On Sun, 2005-07-24 at 16:55 +0100, Magnus Therning wrote:
> For development purposes I use links from
> /usr/lib/epiphany-1.6/extensions (root is required to write there) to my
> home dir.

(Crispin already gave better solutions....)

>  /home/prog/my_lib/
> 	__init__.py
> 	...
> 
> I have a problem with making changes to files in my_lib. It seems
> Epiphany doesn't care about the fact that changes have been made. This
> manifests itself in the way that I get exceptions on lines that don't
> exist, or are empty. Shutting down Epiphany and re-starting it doesn't
> help.

First of all, how do you shut down and restart Epiphany? My guess is
that it's still running somewhere (check with "ps ax"). To shut down
Epiphany you have to close *all* browser windows. And if your Python
extension adds an extra reference to an EphyWindow or something, it's
possible that Epiphany will never shut down without being killed
("killall epiphany"). (Python extensions are far from "safe", and this
kind of error can indeed appear during development; if this is the case,
you'll have to debug your extension -- we can help, of course.)

Epiphany automatically unloads and re-loads an *extension* when its file
changes; since you're using symlinks, I don't think that feature will
work, but if you put your .py and .xml in ~/.gnome2/epiphany/extensions
directly (not symlinked), you'll benefit from that.

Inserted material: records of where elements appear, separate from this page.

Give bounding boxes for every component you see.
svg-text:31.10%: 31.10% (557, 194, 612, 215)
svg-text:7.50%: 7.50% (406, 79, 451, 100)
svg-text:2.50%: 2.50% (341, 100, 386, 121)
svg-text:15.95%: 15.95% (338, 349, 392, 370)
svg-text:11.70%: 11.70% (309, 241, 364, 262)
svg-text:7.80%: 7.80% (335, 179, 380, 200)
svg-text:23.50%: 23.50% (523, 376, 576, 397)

As for the *module*: There is a single Python instance running for the
duration of the browser session, but within Python there are ways to
reload a module. The easiest thing to do would be to open up the Python
console and type something like "import my_lib; reload(my_lib)".
Disclaimer: I haven't tested this, I'm just assuming it'll work. You
could put a "print" statement at the top of your my_lib/__init__.py to
check -- it should be printed to the Python console when you reload the
module.

To achieve better upgradeability in your extension, you might want to
check before loading the module if it is already loaded. For instance,
instead of just "import my_lib" in your extension, maybe this:

import sys
if 'my_lib' in sys.modules.keys():
    my_lib = sys.modules['my_lib']
    reload(my_lib)
else:
    import my_lib

Then you could reload the entire extension by either using Epiphany's
built-in Extensions Manager (un-checking and re-checking the checkbox)
or by running "touch ~/.gnome2/epiphany/extensions/my_extension.py" on a
console.

Good luck! Sorry, I haven't tested any of the things I've suggested in
this email, but I think they could work :).